Ms Veivers grew up in Freshwater and joined the Women’s Auxiliary Australian Air Force as an aircraftwoman in 1944, when she was only 18.

The 95-year-old trained and served as an engineer who worked mostly on engines for the B-24 Liberator, a heavy bomber aircraft.

“I got on a train to Brisbane, and from there we got onto a big truck and they took us to Sandgate for a couple of months of training exercises, then I went to an engineering school in Melbourne,” she said.

“When we got to Melbourne, we were holding each other’s hands, afraid we’d get lost. It was such a big place for us, coming from Cairns.”

Ms Veivers attended lectures and worked producing metal tools at the training school before transferring to Amberley to work on planes, where she refused to let men of equal rank boss her around.

“A chap said to me one day, ‘Will you go and get a spanner,’ and I ignored him,” she said.

“He kept saying ‘Go and get me a spanner,’ so I got up and said ‘No, you went to school, and I went to school too.’”

Ms Veivers’ first time traveling on a plane was a hair-raising experience, as she adventurously begged a ride with a pilot who was en route to New Guinea, rather than take the train home to Cairns for leave.

“He had no passenger seats, so I stood behind him on that tiny rickety plane for a five-hour flight,” she said.

Ms Veivers said army life was disciplined but said she loved every minute of it.

“We never got sheets or pillowcases, we had bags of straw. You had to make your bed in the morning and have the sheet on exactly straight. We had to have our hair cut an inch above the collar. We got our food rations in dixie tins.

“But I enjoyed every minute of it! It was a wonderful time of my life. I cried when I got out. I met so many lovely people, and made so many friends. Those were good days.

The war ended and Ms Veivers returned to Cairns and worked at Woolworths for the next 20 years.

She has two children, and several grandchildren and great grandchildren.

Ms Veivers had two brothers who between them served in Tel Aviv, New Guinea, and Borneo and both returned home after the war.
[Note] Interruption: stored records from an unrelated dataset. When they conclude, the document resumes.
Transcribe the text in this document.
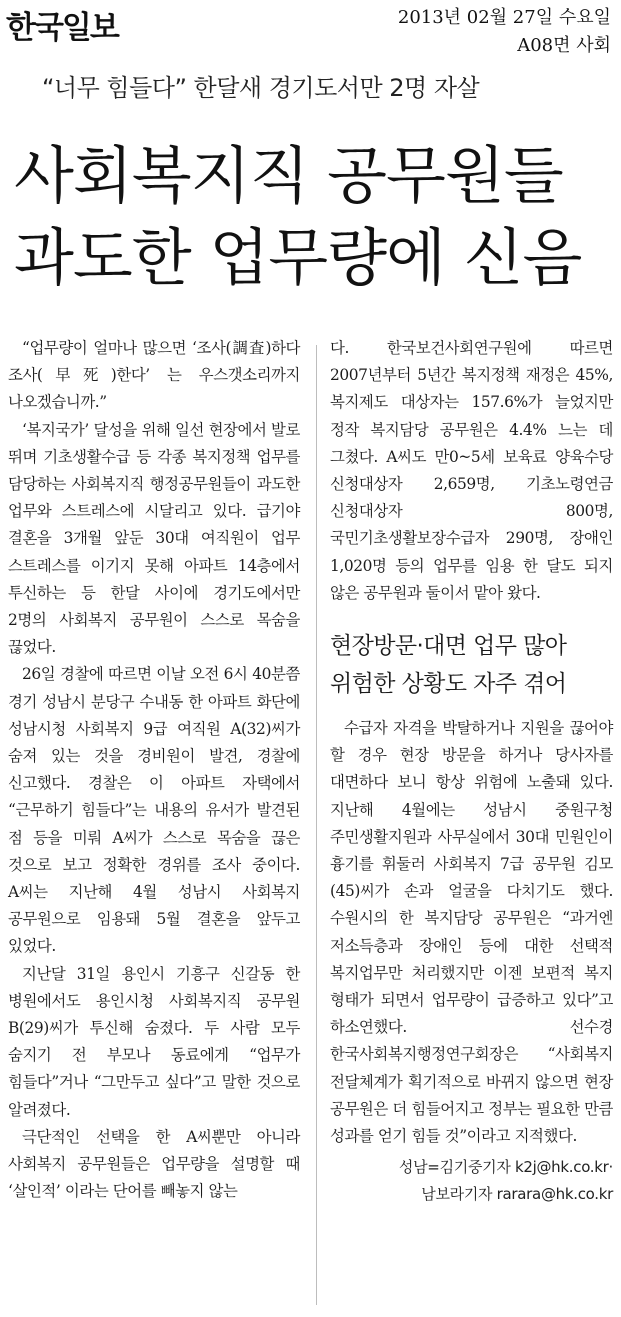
한국일보	2013년 02월 27일 수요일
A08면 사회
“너무 힘들다” 한달새 경기도서만 2명 자살
사회복지직 공무원들
과도한 업무량에 신음

“업무량이 얼마나 많으면 ‘조사(調査)하다 조사(早死)한다’ 는 우스갯소리까지 나오겠습니까.”

‘복지국가’ 달성을 위해 일선 현장에서 발로 뛰며 기초생활수급 등 각종 복지정책 업무를 담당하는 사회복지직 행정공무원들이 과도한 업무와 스트레스에 시달리고 있다. 급기야 결혼을 3개월 앞둔 30대 여직원이 업무 스트레스를 이기지 못해 아파트 14층에서 투신하는 등 한달 사이에 경기도에서만 2명의 사회복지 공무원이 스스로 목숨을 끊었다.

26일 경찰에 따르면 이날 오전 6시 40분쯤 경기 성남시 분당구 수내동 한 아파트 화단에 성남시청 사회복지 9급 여직원 A(32)씨가 숨져 있는 것을 경비원이 발견, 경찰에 신고했다. 경찰은 이 아파트 자택에서 “근무하기 힘들다”는 내용의 유서가 발견된 점 등을 미뤄 A씨가 스스로 목숨을 끊은 것으로 보고 정확한 경위를 조사 중이다. A씨는 지난해 4월 성남시 사회복지 공무원으로 임용돼 5월 결혼을 앞두고 있었다.

지난달 31일 용인시 기흥구 신갈동 한 병원에서도 용인시청 사회복지직 공무원 B(29)씨가 투신해 숨졌다. 두 사람 모두 숨지기 전 부모나 동료에게 “업무가 힘들다”거나 “그만두고 싶다”고 말한 것으로 알려졌다.

극단적인 선택을 한 A씨뿐만 아니라 사회복지 공무원들은 업무량을 설명할 때 ‘살인적’ 이라는 단어를 빼놓지 않는

다. 한국보건사회연구원에 따르면 2007년부터 5년간 복지정책 재정은 45%, 복지제도 대상자는 157.6%가 늘었지만 정작 복지담당 공무원은 4.4% 느는 데 그쳤다. A씨도 만0~5세 보육료 양육수당 신청대상자 2,659명, 기초노령연금 신청대상자 800명, 국민기초생활보장수급자 290명, 장애인 1,020명 등의 업무를 임용 한 달도 되지 않은 공무원과 둘이서 맡아 왔다.

현장방문·대면 업무 많아
위험한 상황도 자주 겪어

수급자 자격을 박탈하거나 지원을 끊어야 할 경우 현장 방문을 하거나 당사자를 대면하다 보니 항상 위험에 노출돼 있다. 지난해 4월에는 성남시 중원구청 주민생활지원과 사무실에서 30대 민원인이 흉기를 휘둘러 사회복지 7급 공무원 김모(45)씨가 손과 얼굴을 다치기도 했다. 수원시의 한 복지담당 공무원은 “과거엔 저소득층과 장애인 등에 대한 선택적 복지업무만 처리했지만 이젠 보편적 복지 형태가 되면서 업무량이 급증하고 있다”고 하소연했다. 선수경 한국사회복지행정연구회장은 “사회복지 전달체계가 획기적으로 바뀌지 않으면 현장 공무원은 더 힘들어지고 정부는 필요한 만큼 성과를 얻기 힘들 것”이라고 지적했다.

성남=김기중기자 k2j@hk.co.kr·
남보라기자 rarara@hk.co.kr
Ms Veivers’ carer Neville O’Brien was enlisted into national service in 1957 and then spent two and a half years in the Citizen Military Forces.

“I believe the national service should be brought back in, because it really gives you a different attitude on life, it really does. Discipline too. But on the condition that they stay in Australia and don’t get sent overseas,” he said.